- Born: 5 December 1982
- Died: 21 November 2004 (aged 21) Naples, Italy
- Cause of death: Homicide
- Known for: Victim of Di Lauro clan

= Gelsomina Verde =

Italian murder victim

Gelsomina Verde (/it/; 5 December 1982 – 21 November 2004) was a victim of the Camorra who was tortured and subsequently murdered during the Scampia feud in the city of Naples on 21 November 2004, aged 21.

== Murder ==
Verde, a leather factory worker, was abducted and tortured by members of the Di Lauro clan, in an effort to make her disclose the whereabouts of her former boyfriend, a Scissionisti clan member, Gennaro Notturno. Gelsomina and Gennaro had broken up weeks prior to her abduction.

An autopsy conducted on her corpse revealed that she had been killed with three shots to the neck after enduring hours of torture. The killers then set her body on fire inside her car, in order to hide the torture she had suffered and not to cause public commotion after her death.

== Aftermath ==

=== Public reaction ===
Verde's death caused widespread public revulsion and led to a major crackdown by the authorities. The president of the Campania region (of which Naples is the capital) Antonio Bassolino said: "This challenge must be met and the state must pay attention." Two days later, Home Minister Giuseppe Pisanu dispatched 325 extra police officers to the city which already had a higher ratio of police to people than any other in the country. This contributed to the end of the feud in September 2005.

=== Trial ===
Verde's family was a civil party in criminal proceedings that ended on 4 April 2006. It resulted in the life imprisonment of Ugo De Lucia, considered to be one of the most brutal killers in the Di Lauro clan. Another Di Lauro clan member, Pietro Esposito who testified against his former cohorts, received a prison term of seven years and four months for his involvement in the murder.
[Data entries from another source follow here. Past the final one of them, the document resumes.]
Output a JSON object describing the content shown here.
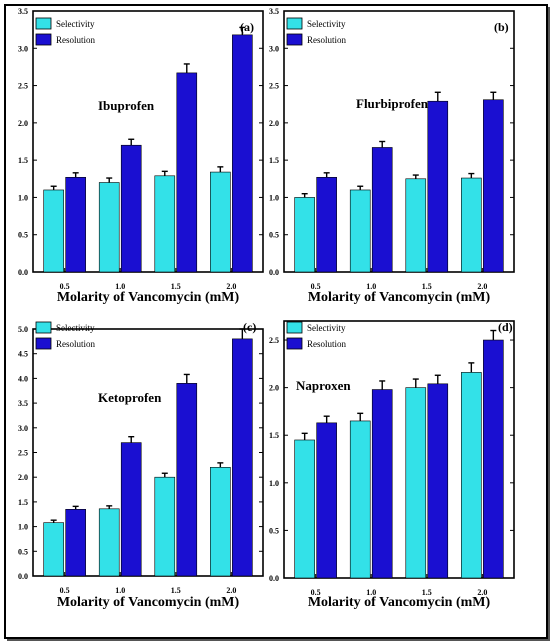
{
  "legend": {
    "selectivity": "Selectivity",
    "resolution": "Resolution"
  },
  "colors": {
    "selectivity": "#33e1e8",
    "resolution": "#1a0fd1"
  },
  "chart_data": [
    {
      "type": "bar",
      "panel": "(a)",
      "annotation": "Ibuprofen",
      "categories": [
        "0.5",
        "1.0",
        "1.5",
        "2.0"
      ],
      "series": [
        {
          "name": "Selectivity",
          "values": [
            1.1,
            1.2,
            1.29,
            1.34
          ],
          "errors": [
            0.05,
            0.06,
            0.06,
            0.07
          ]
        },
        {
          "name": "Resolution",
          "values": [
            1.27,
            1.7,
            2.67,
            3.18
          ],
          "errors": [
            0.06,
            0.08,
            0.12,
            0.1
          ]
        }
      ],
      "xlabel": "Molarity of Vancomycin (mM)",
      "ylabel": "",
      "ylim": [
        0,
        3.5
      ],
      "yticks": [
        "0.0",
        "0.5",
        "1.0",
        "1.5",
        "2.0",
        "2.5",
        "3.0",
        "3.5"
      ]
    },
    {
      "type": "bar",
      "panel": "(b)",
      "annotation": "Flurbiprofen",
      "categories": [
        "0.5",
        "1.0",
        "1.5",
        "2.0"
      ],
      "series": [
        {
          "name": "Selectivity",
          "values": [
            1.0,
            1.1,
            1.25,
            1.26
          ],
          "errors": [
            0.05,
            0.05,
            0.05,
            0.06
          ]
        },
        {
          "name": "Resolution",
          "values": [
            1.27,
            1.67,
            2.29,
            2.31
          ],
          "errors": [
            0.06,
            0.08,
            0.12,
            0.1
          ]
        }
      ],
      "xlabel": "Molarity of Vancomycin (mM)",
      "ylabel": "",
      "ylim": [
        0,
        3.5
      ],
      "yticks": [
        "0.0",
        "0.5",
        "1.0",
        "1.5",
        "2.0",
        "2.5",
        "3.0",
        "3.5"
      ]
    },
    {
      "type": "bar",
      "panel": "(c)",
      "annotation": "Ketoprofen",
      "categories": [
        "0.5",
        "1.0",
        "1.5",
        "2.0"
      ],
      "series": [
        {
          "name": "Selectivity",
          "values": [
            1.08,
            1.36,
            2.0,
            2.2
          ],
          "errors": [
            0.05,
            0.06,
            0.08,
            0.09
          ]
        },
        {
          "name": "Resolution",
          "values": [
            1.35,
            2.7,
            3.9,
            4.8
          ],
          "errors": [
            0.06,
            0.12,
            0.18,
            0.2
          ]
        }
      ],
      "xlabel": "Molarity of Vancomycin (mM)",
      "ylabel": "",
      "ylim": [
        0,
        5.0
      ],
      "yticks": [
        "0.0",
        "0.5",
        "1.0",
        "1.5",
        "2.0",
        "2.5",
        "3.0",
        "3.5",
        "4.0",
        "4.5",
        "5.0"
      ]
    },
    {
      "type": "bar",
      "panel": "(d)",
      "annotation": "Naproxen",
      "categories": [
        "0.5",
        "1.0",
        "1.5",
        "2.0"
      ],
      "series": [
        {
          "name": "Selectivity",
          "values": [
            1.45,
            1.65,
            2.0,
            2.16
          ],
          "errors": [
            0.07,
            0.08,
            0.09,
            0.1
          ]
        },
        {
          "name": "Resolution",
          "values": [
            1.63,
            1.98,
            2.04,
            2.5
          ],
          "errors": [
            0.07,
            0.09,
            0.09,
            0.1
          ]
        }
      ],
      "xlabel": "Molarity of Vancomycin (mM)",
      "ylabel": "",
      "ylim": [
        0,
        2.7
      ],
      "yticks": [
        "0.0",
        "0.5",
        "1.0",
        "1.5",
        "2.0",
        "2.5"
      ]
    }
  ]
}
On 13 December 2008, Cosimo Di Lauro, was sentenced to life imprisonment for ordering the murder of Gelsomina Verde. Di Lauro died in prison on June 13, 2022. An autopsy was ordered.

== Legacy ==
Verde is mentioned in the 2006 book Gomorrah by Roberto Saviano, while she is also the inspiration behind a character named Manu (played by Denise Perna) in the television series of the same name, who appears in the ninth episode entitled "Gelsomina Verde".